Southern California Gas Co. (SoCalGas), which has been dealing with ongoing import constraints, was forecasting system demand to hover around 2.3-2.4 Bcf/d through the end of the week, with receipts forecast to exceed 2.5 Bcf/d.

Elsewhere in the region, SoCal Border Average gave up 21 cents to $2.19, while El Paso South Mainline/North Baja shed 34 cents to $2.17.

Further upstream in West Texas, El Paso Permian dropped another 4 cents to average $1.43 Wednesday after Tuesday’s low of 96 cents set a new mark for the cheapest trade NGI has ever recorded there going back to 1993.

Takeaway restrictions appeared to contribute to the low prices, as Genscape Inc. noted on Tuesday that El Paso Natural Gas would be performing testing Wednesday and Thursday on its Black River Station, limiting westbound flows on its L2000 line.

But the low at El Paso Permian comes during a period of depressed pricing throughout West Texas as rising production out of the Permian Basin competes for limited pipeline capacity.

“Permian Basin natural gas production is growing at a torrid pace,” RBN Energy LLC analyst Jason Ferguson said in a recent note. “After starting 2017 just below 6 Bcf/d, production is set to breach the 8 Bcf/d mark soon on its way to 10 Bcf/d by the end of 2019.
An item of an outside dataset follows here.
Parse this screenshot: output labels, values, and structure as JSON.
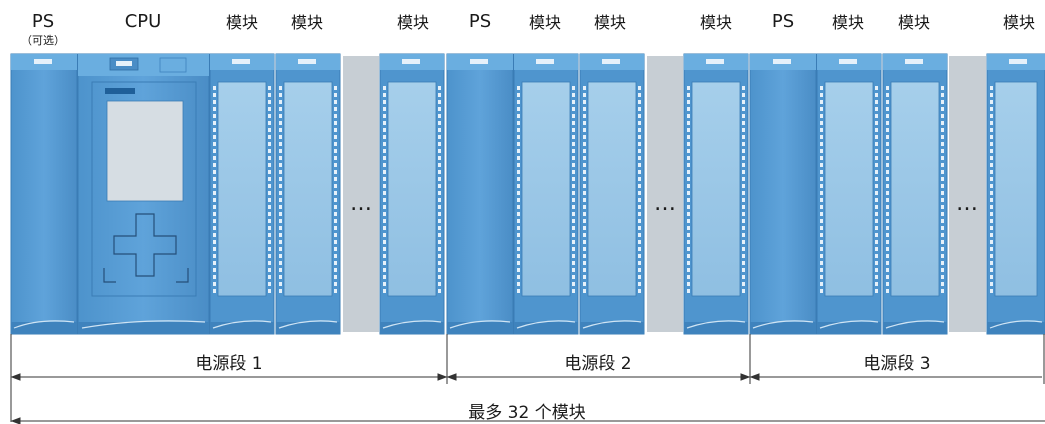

“Pipelines flowing out of the basin are coming under increasing strain, and just about every single gas pipeline leaving the Waha hub in West Texas is now being utilized at levels not witnessed in years — if ever,” Ferguson said. “Even routes north from the Permian to the Midcontinent and Midwest markets, traditionally only attractive on the coldest winter days, are starting to look viable year-round.”